The BIA may never engage in de novo review of an IJ’s factual findings or credibility determinations. It may only review these for clear error, and it is legal error for the BIA to make its own factual determinations. If an IJ has not determined a fact necessary to the resolution of the case, the BIA is required to remand the case to the IJ.

Area(s) of Law:
  • Immigration

United States v. California State Lands

So long as the federal government is within its constitutional right to take land, just compensation having been paid, “neither the equal-footing doctrine nor the public trust doctrine prevents the federal government from taking a [fee simple] interest in the land unencumbered;” be it from a person, or a state.

Area(s) of Law:
  • Constitutional Law

Ludwig v. Astrue

Decisions must be made entirely on the basis of evidence adduced at the hearing, not, even in part, on private chats. “Receipt of ex parte communication [that goes to the heart of the case], assignment of some weight to it, and denial of a supplementary hearing to address it,” is error, requiring an evaluation of whether prejudice exists.

Area(s) of Law:
  • Civil Procedure

Lopez v.

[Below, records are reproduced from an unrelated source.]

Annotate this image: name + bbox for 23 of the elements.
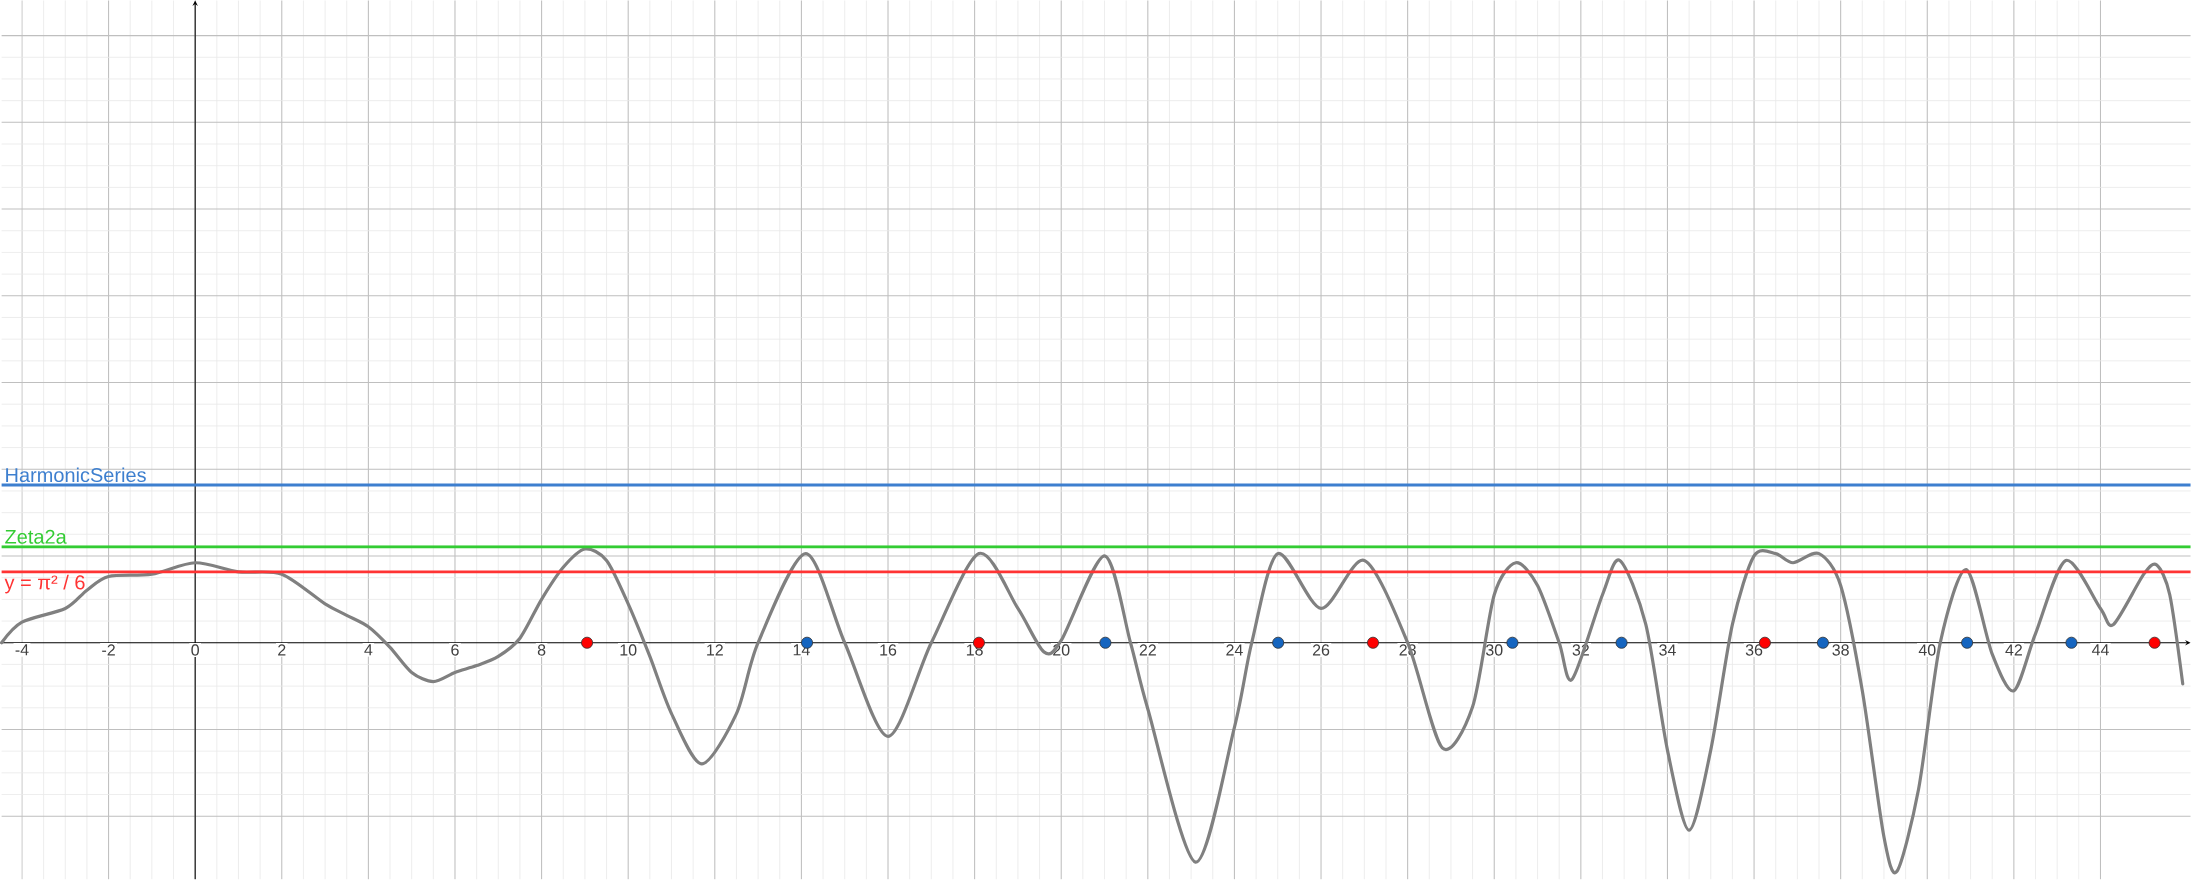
x-tick-label: 8 [537,644,546,656]
x-tick-label: 30 [1485,644,1503,656]
x-tick-label: 4 [364,644,373,656]
x-tick-label: -2 [102,644,115,656]
x-tick-label: 34 [1659,644,1676,656]
x-tick-label: 10 [620,644,637,656]
x-tick-label: 38 [1832,644,1849,656]
x-tick-label: 40 [1918,644,1936,656]
x-tick-label: 16 [880,644,897,656]
ref-line-label: Zeta2a [5,529,67,544]
x-tick-label: -4 [15,644,29,656]
x-tick-label: 22 [1139,644,1156,656]
ref-line-label: HarmonicSeries [6,467,146,483]
x-tick-label: 36 [1745,644,1763,656]
x-tick-label: 42 [2005,644,2022,656]
x-tick-label: 44 [2091,644,2109,656]
x-tick-label: 12 [707,644,723,656]
x-tick-label: 26 [1312,644,1330,656]
x-tick-label: 0 [191,644,199,656]
x-tick-label: 2 [278,644,286,656]
x-tick-label: 6 [451,644,459,656]
x-tick-label: 24 [1226,644,1243,656]
ref-line-label: y = π² / 6 [4,574,85,594]
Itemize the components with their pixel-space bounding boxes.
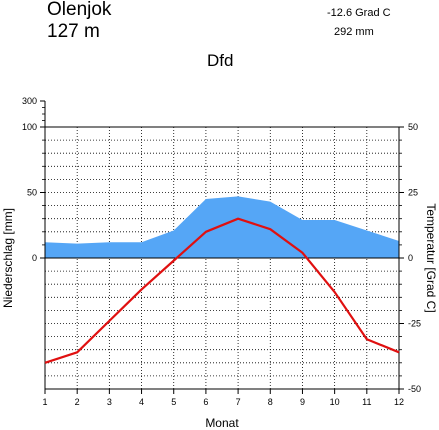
month-axis: 1 2 3 4 5 6 7 8 9 10 11 12 (42, 389, 404, 407)
temperature-tick-label: 0 (408, 253, 413, 263)
temperature-tick-label: 25 (408, 188, 418, 198)
temperature-tick-label: -50 (408, 384, 421, 394)
month-tick-label: 8 (268, 397, 273, 407)
temperature-line (44, 217, 400, 364)
precipitation-tick-label: 50 (27, 188, 37, 198)
month-tick-label: 7 (236, 397, 241, 407)
temperature-line-layer (44, 217, 400, 364)
precipitation-axis: 0 50 100 300 (22, 96, 45, 263)
month-tick-label: 12 (394, 397, 404, 407)
station-elevation: 127 m (47, 21, 100, 42)
precipitation-tick-label: 300 (22, 96, 37, 106)
precipitation-area-layer (45, 196, 399, 258)
precipitation-area (45, 196, 399, 258)
annual-mean-temperature: -12.6 Grad C (327, 7, 391, 19)
right-axis-title: Temperatur [Grad C] (424, 203, 438, 312)
month-tick-label: 2 (75, 397, 80, 407)
month-tick-label: 11 (362, 397, 371, 407)
month-tick-label: 9 (300, 397, 305, 407)
temperature-tick-label: -25 (408, 319, 421, 329)
month-tick-label: 1 (42, 397, 47, 407)
temperature-axis: -50 -25 0 25 50 (399, 122, 421, 394)
precipitation-tick-label: 0 (32, 253, 37, 263)
month-tick-label: 5 (171, 397, 176, 407)
precipitation-tick-label: 100 (22, 122, 37, 132)
station-name: Olenjok (47, 0, 112, 20)
annual-precipitation: 292 mm (334, 26, 374, 38)
month-tick-label: 4 (139, 397, 144, 407)
climate-classification: Dfd (207, 51, 234, 70)
temperature-tick-label: 50 (408, 122, 418, 132)
month-tick-label: 3 (107, 397, 112, 407)
left-axis-title: Niederschlag [mm] (1, 208, 15, 308)
month-tick-label: 6 (203, 397, 208, 407)
x-axis-title: Monat (205, 416, 239, 430)
month-tick-label: 10 (330, 397, 340, 407)
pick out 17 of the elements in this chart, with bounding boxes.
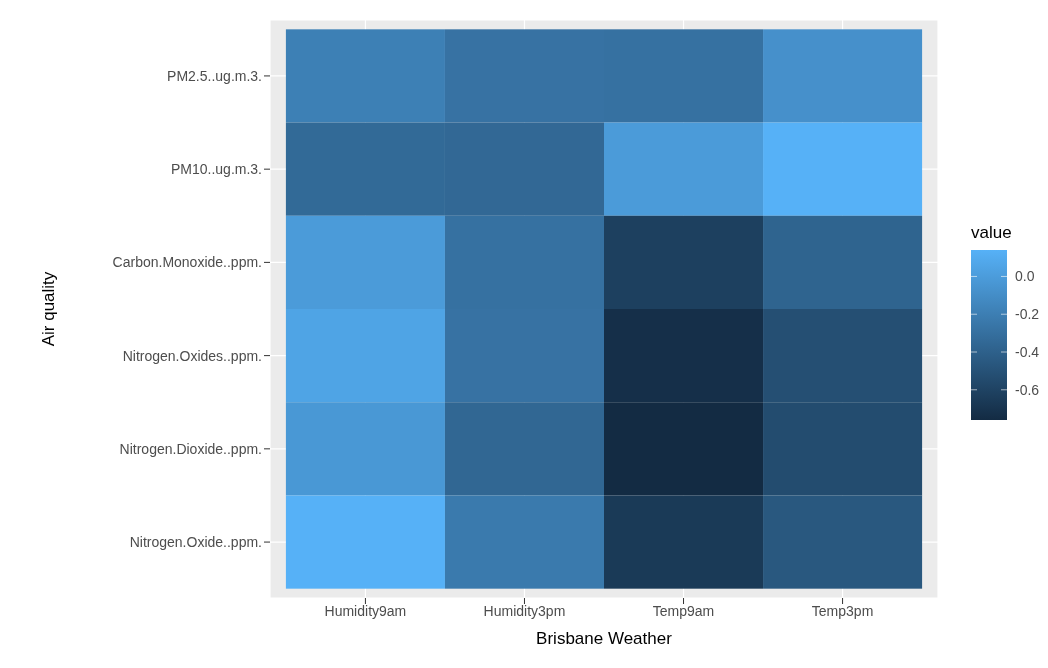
x-axis-title: Brisbane Weather xyxy=(536,629,673,648)
x-tick-label: Temp3pm xyxy=(811,602,874,619)
y-tick-label: Carbon.Monoxide..ppm. xyxy=(112,254,262,271)
color-bar-label: 0.0 xyxy=(1015,268,1035,285)
x-tick-label: Humidity9am xyxy=(324,602,407,619)
color-bar-label: -0.6 xyxy=(1015,381,1040,398)
y-tick-label: Nitrogen.Oxide..ppm. xyxy=(129,534,262,551)
y-tick-label: Nitrogen.Oxides..ppm. xyxy=(122,347,262,364)
y-tick-label: Nitrogen.Dioxide..ppm. xyxy=(119,440,262,457)
y-tick-label: PM10..ug.m.3. xyxy=(170,161,262,178)
x-tick-label: Temp9am xyxy=(652,602,715,619)
x-tick-label: Humidity3pm xyxy=(483,602,566,619)
color-bar-label: -0.2 xyxy=(1015,306,1040,323)
legend-title: value xyxy=(971,223,1012,242)
y-axis-title: Air quality xyxy=(39,271,59,347)
color-bar-label: -0.4 xyxy=(1015,344,1040,360)
y-tick-label: PM2.5..ug.m.3. xyxy=(167,67,262,84)
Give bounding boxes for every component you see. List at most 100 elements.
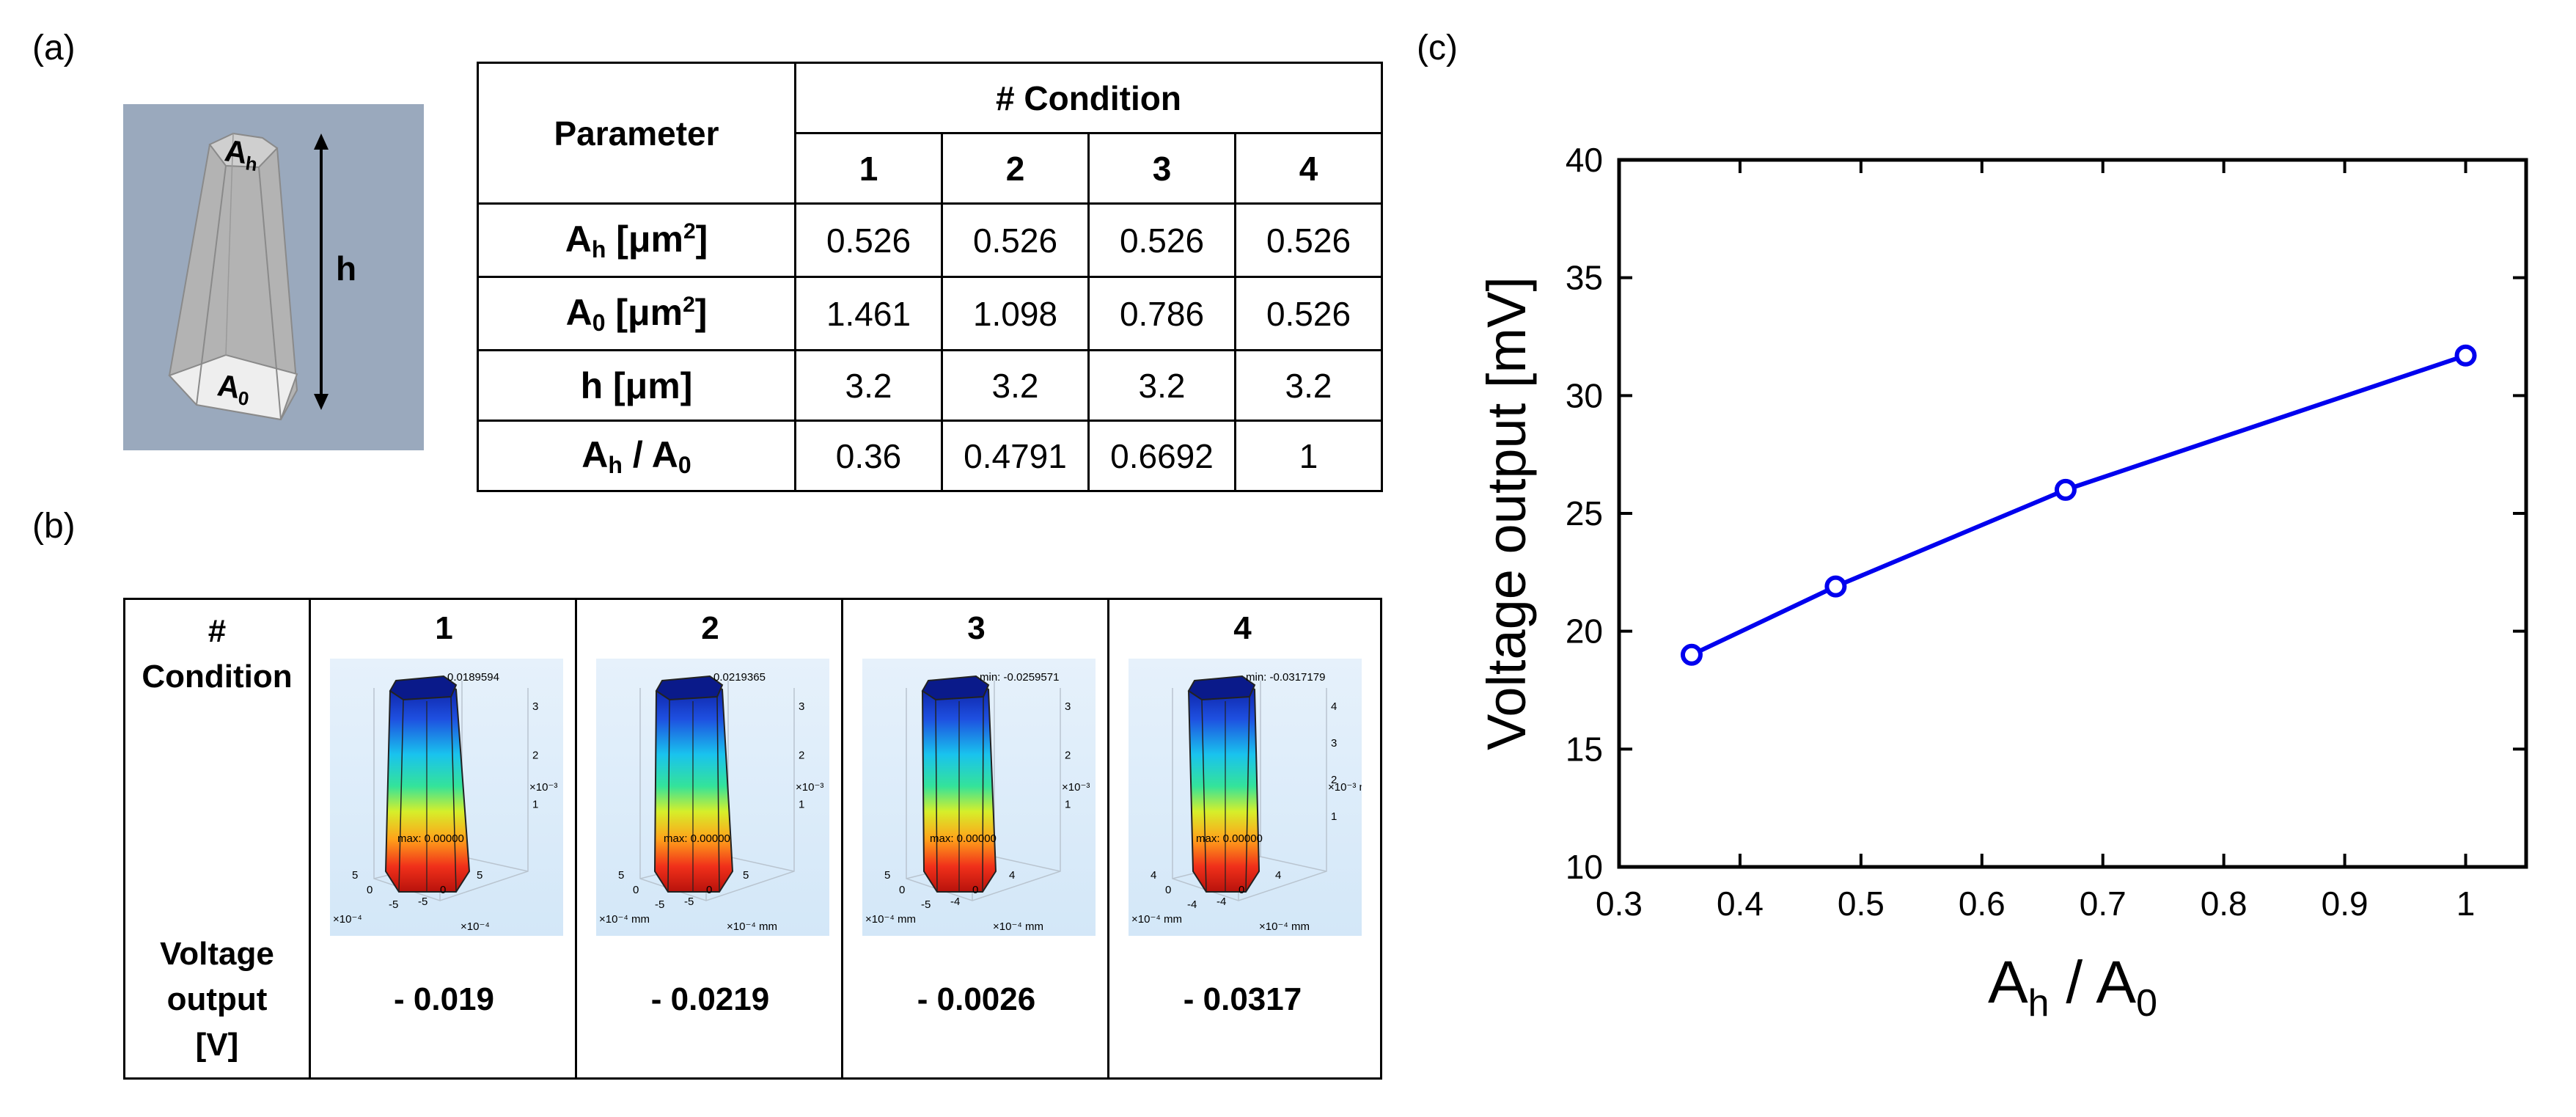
- y-tick-label: 30: [1566, 376, 1603, 414]
- voltage-value: - 0.0026: [917, 981, 1036, 1017]
- x-tick-label: -4: [950, 896, 960, 908]
- condition-column-2: 2 - 0.0219 0.0219365 max: 0.00000 ×10⁻³ ×10⁻⁴…: [575, 600, 843, 1077]
- prism-body: [384, 679, 471, 893]
- y-tick-label: 20: [1566, 612, 1603, 651]
- prism-body: [1187, 679, 1261, 893]
- z-tick-label: 2: [532, 750, 538, 762]
- table-cell: 3.2: [1234, 349, 1383, 422]
- x-tick-label: 4: [1009, 869, 1015, 882]
- y-axis-label: Voltage output [mV]: [1476, 276, 1537, 750]
- axis-bottom-label: ×10⁻⁴ mm: [1131, 913, 1182, 926]
- y-tick-label: 10: [1566, 848, 1603, 886]
- axis-bottom-label: ×10⁻⁴ mm: [599, 913, 650, 926]
- voltage-value: - 0.0219: [650, 981, 770, 1017]
- condition-header: # Condition: [142, 613, 293, 695]
- prism-bottom-label: A0: [215, 367, 253, 410]
- z-tick-label: 3: [532, 700, 538, 713]
- condition-number: 4: [1233, 610, 1252, 646]
- condition-column-1: 1 - 0.019 0.0189594 max: 0.00000 ×10⁻³ ×10⁻⁴ ×…: [309, 600, 577, 1077]
- x-tick-label: -5: [684, 896, 694, 908]
- z-tick-label: 3: [799, 700, 804, 713]
- condition-col-4: 4: [1234, 132, 1383, 205]
- x-tick-label: -4: [1217, 896, 1226, 908]
- z-tick-label: 2: [799, 750, 804, 762]
- table-cell: 0.526: [1234, 202, 1383, 278]
- x-tick-label: 4: [1151, 869, 1156, 882]
- min-label: min: -0.0317179: [1246, 671, 1325, 684]
- table-row: Ah / A0 0.36 0.4791 0.6692 1: [477, 420, 1383, 492]
- table-cell: 0.6692: [1087, 420, 1236, 492]
- table-row: Ah [μm2] 0.526 0.526 0.526 0.526: [477, 202, 1383, 278]
- header-parameter: Parameter: [477, 62, 796, 205]
- voltage-chart: 10 15 20 25 30 35 40 0.3 0.4 0.5 0.6 0.7 0.8 0.9 1 Volt…: [1476, 141, 2528, 1025]
- row-label-ah: Ah [μm2]: [477, 202, 796, 278]
- x-tick-label: -5: [389, 898, 398, 911]
- x-tick-label: 0: [706, 884, 712, 896]
- x-tick-label: 0: [972, 884, 978, 896]
- z-tick-label: 1: [1065, 798, 1071, 810]
- min-label: min: -0.0259571: [980, 671, 1059, 684]
- axis-unit-label: ×10⁻³: [796, 781, 823, 794]
- table-cell: 1.461: [794, 276, 943, 351]
- z-tick-label: 2: [1065, 750, 1071, 762]
- table-cell: 0.526: [794, 202, 943, 278]
- x-tick-label: -5: [921, 898, 931, 911]
- x-axis-label: Ah / A0: [1988, 949, 2157, 1025]
- table-cell: 0.36: [794, 420, 943, 492]
- x-tick-label: -4: [1187, 898, 1197, 911]
- y-tick-label: 25: [1566, 494, 1603, 532]
- panel-label-a: (a): [32, 29, 76, 67]
- condition-col-3: 3: [1087, 132, 1236, 205]
- row-label-ratio: Ah / A0: [477, 420, 796, 492]
- z-tick-label: 4: [1331, 700, 1337, 713]
- x-tick-label: 5: [743, 869, 749, 882]
- potential-simulation-render: 0.0189594 max: 0.00000 ×10⁻³ ×10⁻⁴ ×10⁻⁴ 3 2 1 5…: [330, 659, 563, 936]
- min-label: 0.0219365: [713, 671, 766, 684]
- header-condition: # Condition: [794, 62, 1383, 134]
- plot-frame: [1617, 158, 2528, 869]
- table-cell: 0.526: [1087, 202, 1236, 278]
- x-tick-label: 5: [884, 869, 890, 882]
- table-cell: 0.786: [1087, 276, 1236, 351]
- axis-bottom-label: ×10⁻⁴: [333, 913, 362, 926]
- data-point: [1824, 575, 1847, 598]
- potential-simulation-render: min: -0.0317179 max: 0.00000 ×10⁻³ mm ×10⁻⁴…: [1129, 659, 1362, 936]
- condition-col-2: 2: [941, 132, 1090, 205]
- axis-unit-label: ×10⁻³: [529, 781, 557, 794]
- x-tick-label: 0.7: [2080, 885, 2127, 923]
- prism-illustration: Ah A0 h: [123, 104, 424, 450]
- table-cell: 3.2: [794, 349, 943, 422]
- condition-column-3: 3 - 0.0026 min: -0.0259571 max: 0.00000 ×10⁻…: [841, 600, 1109, 1077]
- x-tick-label: 0: [1239, 884, 1244, 896]
- axis-bottom-label-2: ×10⁻⁴ mm: [1259, 920, 1310, 933]
- prism-top: [655, 675, 724, 701]
- x-tick-label: 5: [618, 869, 624, 882]
- panel-label-b: (b): [32, 507, 76, 546]
- data-point: [2054, 478, 2077, 501]
- table-cell: 0.526: [1234, 276, 1383, 351]
- parameter-table: Parameter # Condition 1 2 3 4 Ah [μm2] 0…: [477, 62, 1383, 492]
- axis-bottom-label-2: ×10⁻⁴: [460, 920, 490, 933]
- z-tick-label: 3: [1331, 737, 1337, 750]
- table-row: h [μm] 3.2 3.2 3.2 3.2: [477, 349, 1383, 422]
- x-tick-label: 5: [477, 869, 482, 882]
- x-tick-label: 0.9: [2322, 885, 2368, 923]
- y-tick-label: 15: [1566, 730, 1603, 768]
- data-point: [2454, 344, 2477, 367]
- x-tick-label: 0.8: [2201, 885, 2247, 923]
- data-point: [1680, 643, 1703, 666]
- prism-top: [921, 675, 990, 701]
- y-tick-label: 35: [1566, 259, 1603, 297]
- prism-top: [1187, 675, 1256, 701]
- x-tick-label: -5: [655, 898, 664, 911]
- x-tick-label: 0: [1165, 884, 1171, 896]
- x-tick-label: 5: [352, 869, 358, 882]
- axis-bottom-label: ×10⁻⁴ mm: [865, 913, 916, 926]
- table-cell: 1: [1234, 420, 1383, 492]
- table-cell: 3.2: [941, 349, 1090, 422]
- row-label-h: h [μm]: [477, 349, 796, 422]
- condition-number: 3: [967, 610, 986, 646]
- prism-top: [389, 675, 458, 701]
- x-tick-label: 0.5: [1838, 885, 1885, 923]
- x-tick-label: 0.6: [1959, 885, 2006, 923]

Ryan

“Inadequate assistance of counsel at initial-review collateral proceedings may establish cause for a prisoner’s procedural default of a claim of ineffective assistance at trial” where the prisoner establishes that “the underlying ineffective assistance claim is a substantial one.”

Area(s) of Law:
  • Habeas Corpus

United States v. Milovanovic

Under 18 U.S.C. §§1341 and 1346, a fiduciary duty “need not be formal, or classic.” Rather, a material breach of “a comparable duty of loyalty, trust, and confidence, … with the intent to defraud, deprives the victim of the intangible right to honest services.” Foreseeable risk of economic harm is not a necessary element of the Mail Fraud Statute; instead a materiality test is required to evaluate fraudulent intent and a showing of materiality.

Area(s) of Law:
  • Criminal Law

Molina v. Astrue

Where adverse credibility of a claimant’s testimony is established in determining whether the claimant is “disabled” under the Social Security Act, the same "specific, clear, and convincing reasons" for rejecting the claimant’s testimony apply with equal force to lay witness testimony conveying similar evidence. Failure to comment on such lay testimony is harmless error.

Area(s) of Law:
  • Disability Law

Salt River Project v. Lee

Under Federal Rule of Civil Procedure 19, an Indian Tribe protected by sovereign immunity is not considered a necessary or indispensable party, when a tribal official adequately represents the group’s interest in the action and complete relief could be accorded “among the existing parties without the tribe.”